The participants can be clustered into "masked variance units" (MVU) based on every combination of the variables [SDMVSTRA](https://wwwn.cdc.gov/Nchs/Nhanes/2015-2016/DEMO_I.htm#SDMVSTRA) and [SDMVPSU](https://wwwn.cdc.gov/Nchs/Nhanes/2015-2016/DEMO_I.htm#SDMVPSU).  Calculate the mean age ([RIDAGEYR](https://wwwn.cdc.gov/Nchs/Nhanes/2015-2016/DEMO_I.htm#RIDAGEYR)), height ([BMXHT](https://wwwn.cdc.gov/Nchs/Nhanes/2015-2016/BMX_I.htm#BMXHT)), and BMI ([BMXBMI](https://wwwn.cdc.gov/Nchs/Nhanes/2015-2016/BMX_I.htm#BMXBMI)) for each gender ([RIAGENDR](https://wwwn.cdc.gov/Nchs/Nhanes/2015-2016/DEMO_I.htm#RIAGENDR)), within each MVU, and report the ratio between the largest and smallest mean (e.g. for height) across the MVUs.

In [1]:
# insert your code here

__Q6a.__ Comment on the extent to which mean age, height, and BMI vary among the MVUs.

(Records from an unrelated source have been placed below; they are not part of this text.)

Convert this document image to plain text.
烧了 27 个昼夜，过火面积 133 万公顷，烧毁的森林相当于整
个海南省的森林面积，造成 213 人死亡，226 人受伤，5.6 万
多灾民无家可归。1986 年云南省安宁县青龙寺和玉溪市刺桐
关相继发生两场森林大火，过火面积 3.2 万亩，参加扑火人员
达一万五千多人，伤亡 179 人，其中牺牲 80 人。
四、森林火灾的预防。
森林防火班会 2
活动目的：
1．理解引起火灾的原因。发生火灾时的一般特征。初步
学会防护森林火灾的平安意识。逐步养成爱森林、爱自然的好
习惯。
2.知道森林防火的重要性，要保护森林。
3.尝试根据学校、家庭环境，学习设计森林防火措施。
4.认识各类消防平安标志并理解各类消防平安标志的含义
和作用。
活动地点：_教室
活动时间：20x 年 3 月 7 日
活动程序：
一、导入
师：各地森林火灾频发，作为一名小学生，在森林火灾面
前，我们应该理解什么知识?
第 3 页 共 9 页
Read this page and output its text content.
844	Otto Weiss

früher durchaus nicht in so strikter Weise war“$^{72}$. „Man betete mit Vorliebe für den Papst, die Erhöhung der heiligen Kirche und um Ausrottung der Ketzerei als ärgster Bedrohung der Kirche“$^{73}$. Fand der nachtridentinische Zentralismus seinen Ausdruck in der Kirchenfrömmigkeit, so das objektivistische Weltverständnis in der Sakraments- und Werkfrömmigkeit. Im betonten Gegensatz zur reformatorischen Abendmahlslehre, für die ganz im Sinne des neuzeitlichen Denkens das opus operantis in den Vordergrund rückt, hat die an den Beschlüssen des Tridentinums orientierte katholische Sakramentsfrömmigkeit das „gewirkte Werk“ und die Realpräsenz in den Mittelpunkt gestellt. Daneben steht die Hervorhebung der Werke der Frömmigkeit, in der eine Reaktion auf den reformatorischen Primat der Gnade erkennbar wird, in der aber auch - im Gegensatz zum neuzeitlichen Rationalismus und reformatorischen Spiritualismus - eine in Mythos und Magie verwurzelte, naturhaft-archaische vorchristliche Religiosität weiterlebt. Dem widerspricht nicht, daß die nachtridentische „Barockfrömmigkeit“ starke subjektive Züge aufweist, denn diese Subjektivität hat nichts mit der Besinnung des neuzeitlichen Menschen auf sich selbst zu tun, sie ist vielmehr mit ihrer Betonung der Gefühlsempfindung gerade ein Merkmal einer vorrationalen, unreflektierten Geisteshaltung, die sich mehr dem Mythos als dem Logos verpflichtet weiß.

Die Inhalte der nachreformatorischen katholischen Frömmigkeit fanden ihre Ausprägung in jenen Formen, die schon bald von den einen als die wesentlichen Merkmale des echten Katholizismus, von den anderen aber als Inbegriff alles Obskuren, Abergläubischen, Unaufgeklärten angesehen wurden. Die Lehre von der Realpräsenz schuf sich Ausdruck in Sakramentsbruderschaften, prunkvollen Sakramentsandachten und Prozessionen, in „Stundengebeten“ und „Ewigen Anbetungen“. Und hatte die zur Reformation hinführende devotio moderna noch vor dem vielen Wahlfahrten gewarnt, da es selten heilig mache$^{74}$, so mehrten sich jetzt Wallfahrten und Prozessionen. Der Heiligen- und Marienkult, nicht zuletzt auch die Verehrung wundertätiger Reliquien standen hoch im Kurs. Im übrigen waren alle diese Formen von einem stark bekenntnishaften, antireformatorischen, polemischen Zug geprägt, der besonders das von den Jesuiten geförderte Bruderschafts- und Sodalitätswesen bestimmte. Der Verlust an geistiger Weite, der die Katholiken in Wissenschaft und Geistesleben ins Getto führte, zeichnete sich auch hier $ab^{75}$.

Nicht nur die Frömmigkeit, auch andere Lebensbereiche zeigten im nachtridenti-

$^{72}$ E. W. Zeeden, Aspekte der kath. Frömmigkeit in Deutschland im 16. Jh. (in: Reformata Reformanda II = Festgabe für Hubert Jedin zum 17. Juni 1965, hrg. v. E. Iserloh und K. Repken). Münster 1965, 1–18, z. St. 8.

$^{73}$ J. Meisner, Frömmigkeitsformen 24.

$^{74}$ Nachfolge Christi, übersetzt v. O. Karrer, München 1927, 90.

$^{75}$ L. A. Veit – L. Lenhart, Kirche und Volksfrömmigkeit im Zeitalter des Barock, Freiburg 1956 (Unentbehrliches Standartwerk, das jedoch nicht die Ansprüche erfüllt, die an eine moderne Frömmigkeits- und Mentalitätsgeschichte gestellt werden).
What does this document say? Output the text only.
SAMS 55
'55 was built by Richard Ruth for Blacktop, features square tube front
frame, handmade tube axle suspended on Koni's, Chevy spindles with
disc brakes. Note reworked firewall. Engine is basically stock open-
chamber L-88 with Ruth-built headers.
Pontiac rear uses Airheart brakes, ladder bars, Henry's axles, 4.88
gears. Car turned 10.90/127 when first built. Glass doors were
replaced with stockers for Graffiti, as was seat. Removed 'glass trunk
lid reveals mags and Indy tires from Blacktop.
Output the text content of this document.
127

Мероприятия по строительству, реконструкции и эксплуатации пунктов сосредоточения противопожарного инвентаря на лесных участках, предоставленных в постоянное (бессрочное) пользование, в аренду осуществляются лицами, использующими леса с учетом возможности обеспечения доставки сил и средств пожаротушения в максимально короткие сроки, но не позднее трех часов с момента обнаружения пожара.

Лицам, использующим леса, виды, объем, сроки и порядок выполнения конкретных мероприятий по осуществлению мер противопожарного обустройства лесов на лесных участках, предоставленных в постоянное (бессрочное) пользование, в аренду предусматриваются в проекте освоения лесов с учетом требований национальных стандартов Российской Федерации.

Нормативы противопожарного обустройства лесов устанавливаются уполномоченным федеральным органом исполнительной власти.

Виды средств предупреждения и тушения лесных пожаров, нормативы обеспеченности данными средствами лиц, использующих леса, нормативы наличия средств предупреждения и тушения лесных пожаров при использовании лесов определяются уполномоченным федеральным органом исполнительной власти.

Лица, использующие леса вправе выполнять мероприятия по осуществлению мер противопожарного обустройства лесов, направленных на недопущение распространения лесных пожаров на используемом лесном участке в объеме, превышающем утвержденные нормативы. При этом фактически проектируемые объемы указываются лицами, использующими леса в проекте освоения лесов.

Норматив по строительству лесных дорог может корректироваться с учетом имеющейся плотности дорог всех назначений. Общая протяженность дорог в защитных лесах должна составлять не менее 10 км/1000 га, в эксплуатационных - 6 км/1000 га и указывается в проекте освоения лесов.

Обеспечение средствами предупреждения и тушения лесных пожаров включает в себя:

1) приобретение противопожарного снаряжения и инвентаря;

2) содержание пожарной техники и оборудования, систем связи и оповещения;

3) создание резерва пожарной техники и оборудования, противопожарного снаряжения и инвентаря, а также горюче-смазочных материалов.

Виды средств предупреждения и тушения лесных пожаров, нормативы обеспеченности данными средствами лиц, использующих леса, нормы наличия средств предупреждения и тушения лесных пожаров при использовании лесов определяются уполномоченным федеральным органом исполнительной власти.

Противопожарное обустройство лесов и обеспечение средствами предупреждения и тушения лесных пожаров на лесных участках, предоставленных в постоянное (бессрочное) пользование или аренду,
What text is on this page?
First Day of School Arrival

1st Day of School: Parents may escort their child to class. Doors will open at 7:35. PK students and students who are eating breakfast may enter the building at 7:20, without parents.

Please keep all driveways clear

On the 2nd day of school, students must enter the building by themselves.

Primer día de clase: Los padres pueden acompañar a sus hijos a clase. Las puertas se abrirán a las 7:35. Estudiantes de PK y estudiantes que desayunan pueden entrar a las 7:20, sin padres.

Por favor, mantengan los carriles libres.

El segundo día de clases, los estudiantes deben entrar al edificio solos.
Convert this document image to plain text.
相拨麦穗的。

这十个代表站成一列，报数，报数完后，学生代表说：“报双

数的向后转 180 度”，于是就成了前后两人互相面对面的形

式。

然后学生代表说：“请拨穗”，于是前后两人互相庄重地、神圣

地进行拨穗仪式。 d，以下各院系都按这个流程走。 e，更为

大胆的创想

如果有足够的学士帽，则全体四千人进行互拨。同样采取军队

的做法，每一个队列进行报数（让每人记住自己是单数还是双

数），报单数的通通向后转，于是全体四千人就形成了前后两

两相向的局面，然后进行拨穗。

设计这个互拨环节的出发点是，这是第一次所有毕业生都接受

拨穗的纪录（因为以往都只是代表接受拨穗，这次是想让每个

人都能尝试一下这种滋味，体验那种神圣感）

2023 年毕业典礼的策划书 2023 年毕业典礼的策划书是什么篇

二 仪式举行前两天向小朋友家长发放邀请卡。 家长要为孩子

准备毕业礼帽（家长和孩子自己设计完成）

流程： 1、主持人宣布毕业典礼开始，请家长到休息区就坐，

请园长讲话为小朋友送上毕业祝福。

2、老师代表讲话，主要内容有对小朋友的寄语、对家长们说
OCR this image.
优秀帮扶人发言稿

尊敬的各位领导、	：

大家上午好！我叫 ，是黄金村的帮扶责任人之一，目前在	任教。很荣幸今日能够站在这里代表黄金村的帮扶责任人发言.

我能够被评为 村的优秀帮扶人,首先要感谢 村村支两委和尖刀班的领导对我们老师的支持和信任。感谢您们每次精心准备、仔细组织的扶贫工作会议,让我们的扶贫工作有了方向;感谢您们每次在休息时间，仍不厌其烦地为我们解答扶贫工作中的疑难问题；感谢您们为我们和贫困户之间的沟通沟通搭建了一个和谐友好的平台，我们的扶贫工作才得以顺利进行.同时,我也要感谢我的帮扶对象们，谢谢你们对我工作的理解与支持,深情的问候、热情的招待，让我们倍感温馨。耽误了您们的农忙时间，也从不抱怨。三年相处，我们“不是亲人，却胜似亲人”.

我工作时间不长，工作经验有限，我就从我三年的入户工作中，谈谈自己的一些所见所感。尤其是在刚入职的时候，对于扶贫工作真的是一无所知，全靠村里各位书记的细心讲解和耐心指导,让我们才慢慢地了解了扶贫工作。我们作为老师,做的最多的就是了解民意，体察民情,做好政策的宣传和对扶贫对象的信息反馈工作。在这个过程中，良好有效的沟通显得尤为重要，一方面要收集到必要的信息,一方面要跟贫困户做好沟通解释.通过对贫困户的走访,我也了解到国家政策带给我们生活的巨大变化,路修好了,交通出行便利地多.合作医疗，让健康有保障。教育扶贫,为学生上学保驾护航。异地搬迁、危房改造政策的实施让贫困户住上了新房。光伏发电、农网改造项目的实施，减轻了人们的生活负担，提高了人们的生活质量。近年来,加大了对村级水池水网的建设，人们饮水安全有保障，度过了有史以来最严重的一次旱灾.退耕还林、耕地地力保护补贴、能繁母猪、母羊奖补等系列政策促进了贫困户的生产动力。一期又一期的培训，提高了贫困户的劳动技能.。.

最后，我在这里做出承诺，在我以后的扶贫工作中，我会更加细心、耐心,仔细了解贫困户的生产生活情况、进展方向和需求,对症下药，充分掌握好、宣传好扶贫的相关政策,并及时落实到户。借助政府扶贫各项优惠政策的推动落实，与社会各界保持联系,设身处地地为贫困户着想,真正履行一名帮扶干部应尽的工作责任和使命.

__Q6b.__ Calculate the inter-quartile range (IQR) for age, height, and BMI for each gender and each MVU.  Report the ratio between the largest and smalles IQR across the MVUs.

In [None]:
# insert your code here

__Q6c.__ Comment on the extent to which the IQR for age, height, and BMI vary among the MVUs.